Once the baby is delivered, the umbilical cord is clamped and cut very close to the placenta and ligated with an absorbable suture material. The placenta is then left inside the uterus, undisturbed. The uterine incision is closed in two layers as usual. Syntocinon is not used after the delivery of the fetus to prevent partial separation of an adherent placenta due to contraction and retraction of the uterine myometrium. Intentionally retained placenta is likely to be reabsorbed or expelled within the next 16–20 weeks. Conservative management was tried as early as 1933 because there has always been a significant demand from women for uterine sparing management options, and the evidence is building that it may in fact be physiologically less traumatic than even a planned hysterectomy.
Meyer et al. described a cohort of 12 cases of morbidly adherent placenta, which were managed by intentional retention of placenta with adjunctive interventional radiology. They used transabdominal ultrasound to identify the upper border of the placenta and the uterus was incised away from the placental site. If bleeding persisted despite inflating uterine artery balloons, the interventional radiology team performed uterine artery embolization after CS. In their series of 12 women, where interventional radiology was used with intentional retention of the placenta, only one patient needed a hysterectomy [20].
The main disadvantage of intentional retention of the placenta is the long follow-up required and the fact that as long as placental tissue is left in situ women remain at risk of secondary postpartum haemorrhage or sepsis, and may eventually undergo secondary hysterectomy for that reason. Timmermans et al. reviewed 60 case reports with successful preservation of uterus in all but 12 women, suggesting that the risk of hysterectomy in women with intentional retention of placenta is approximately 20% [21]. Antibiotics are essential and methotrexate is not recommended, as placenta at term does not have significant rapidly dividing cells.
Most clinicians recommend prolonged use of antibiotics for up to two weeks after surgery where the placenta remains in situ. Although there is little scientific evidence to support the effectiveness of this practice over the single-dose prophylaxis that is commonly used in other elective or emergency caesarean deliveries; leaving the placenta in situ theoretically increases the risk of infection. Hence, at the Regional Referral Service for Morbidly Adherent Placenta at St George’s Healthcare NHS Trust, London, antibiotics are administered for ten days for all cases of intentional retention of the placenta.
Serial ultrasound scans and βhCG may be used to document resolution of placental tissue but do not predict infection or haemorrhage. Falling levels of βhCG do not guarantee complete placental resolution and therefore measurements should be supplemented by ultrasound imaging. Although there is no scientific evidence to support the beneficial role of ultrasound for the assessment of placental involution, our experience shows that the use of colour Doppler helps to determine vascularity and may assist in assessing the overall clinical picture.

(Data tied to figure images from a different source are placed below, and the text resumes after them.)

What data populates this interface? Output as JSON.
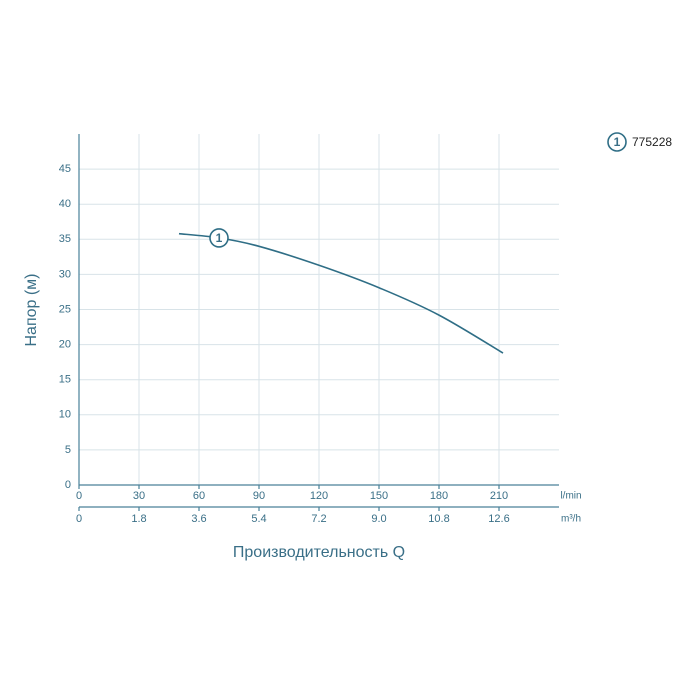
{
  "chart_data": {
    "type": "line",
    "ylabel": "Напор (м)",
    "xlabel": "Производительность Q",
    "x": [
      50,
      70,
      90,
      120,
      150,
      180,
      212
    ],
    "series": [
      {
        "name": "775228",
        "label": "1",
        "color": "#2f6e86",
        "values": [
          35.8,
          35.2,
          34.0,
          31.3,
          28.1,
          24.2,
          18.8
        ]
      }
    ],
    "xlim": [
      0,
      240
    ],
    "xticks": [
      0,
      30,
      60,
      90,
      120,
      150,
      180,
      210
    ],
    "x_unit": "l/min",
    "x2lim": [
      0,
      14.4
    ],
    "x2ticks": [
      0,
      1.8,
      3.6,
      5.4,
      7.2,
      {
        "value": 9,
        "label": "9.0"
      },
      10.8,
      12.6
    ],
    "x2_unit": "m³/h",
    "ylim": [
      0,
      50
    ],
    "yticks": [
      0,
      5,
      10,
      15,
      20,
      25,
      30,
      35,
      40,
      45
    ],
    "grid": true
  }
}
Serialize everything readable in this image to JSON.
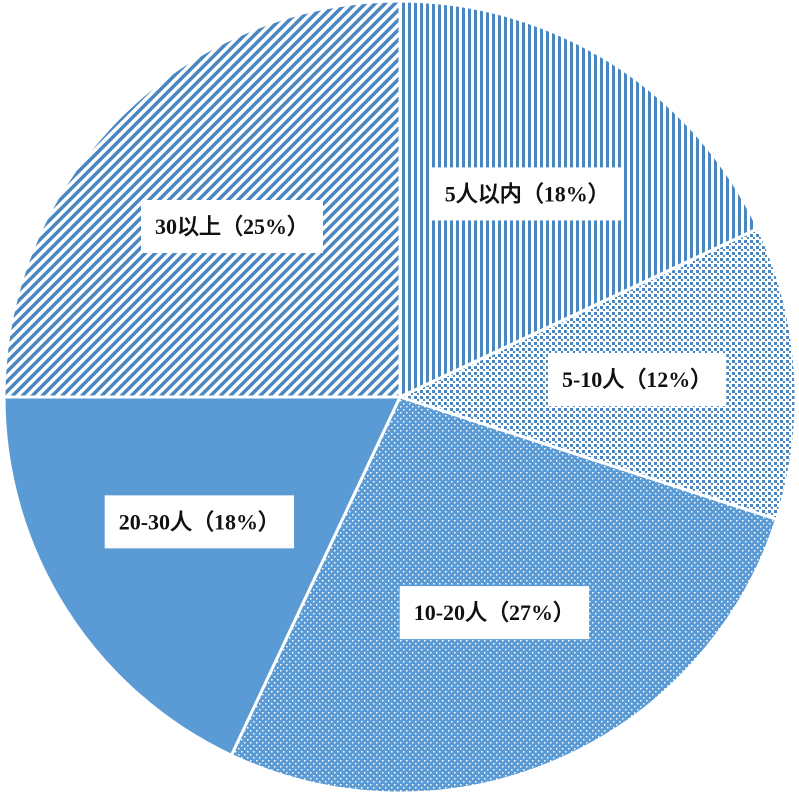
{
  "chart_data": {
    "type": "pie",
    "categories": [
      "5人以内",
      "5-10人",
      "10-20人",
      "20-30人",
      "30以上"
    ],
    "values": [
      18,
      12,
      27,
      18,
      25
    ],
    "value_labels": [
      "（18%）",
      "（12%）",
      "（27%）",
      "（18%）",
      "（25%）"
    ],
    "colors": [
      "#4a86c0",
      "#4a86c0",
      "#5b9bd5",
      "#5b9bd5",
      "#4a86c0"
    ]
  }
}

Although as previously stated, it is usual to advise women who have suffered from MAP to approach another pregnancy with caution, there are cases of future pregnancies progressing to term. In these cases, a closer antenatal surveillance as well as a planned CS should be advised.
Triple P Procedure
The Triple P procedure is a form of uterine conserving surgery bringing together a number of steps to minimize blood loss and risk of intrapartum injury to the mother [22]. It is a three-step conservative surgical alternative to peripartum hysterectomy for women with morbidly adherent placentae (Table 16.2) and early results show benefits in morbidity and maternal outcomes.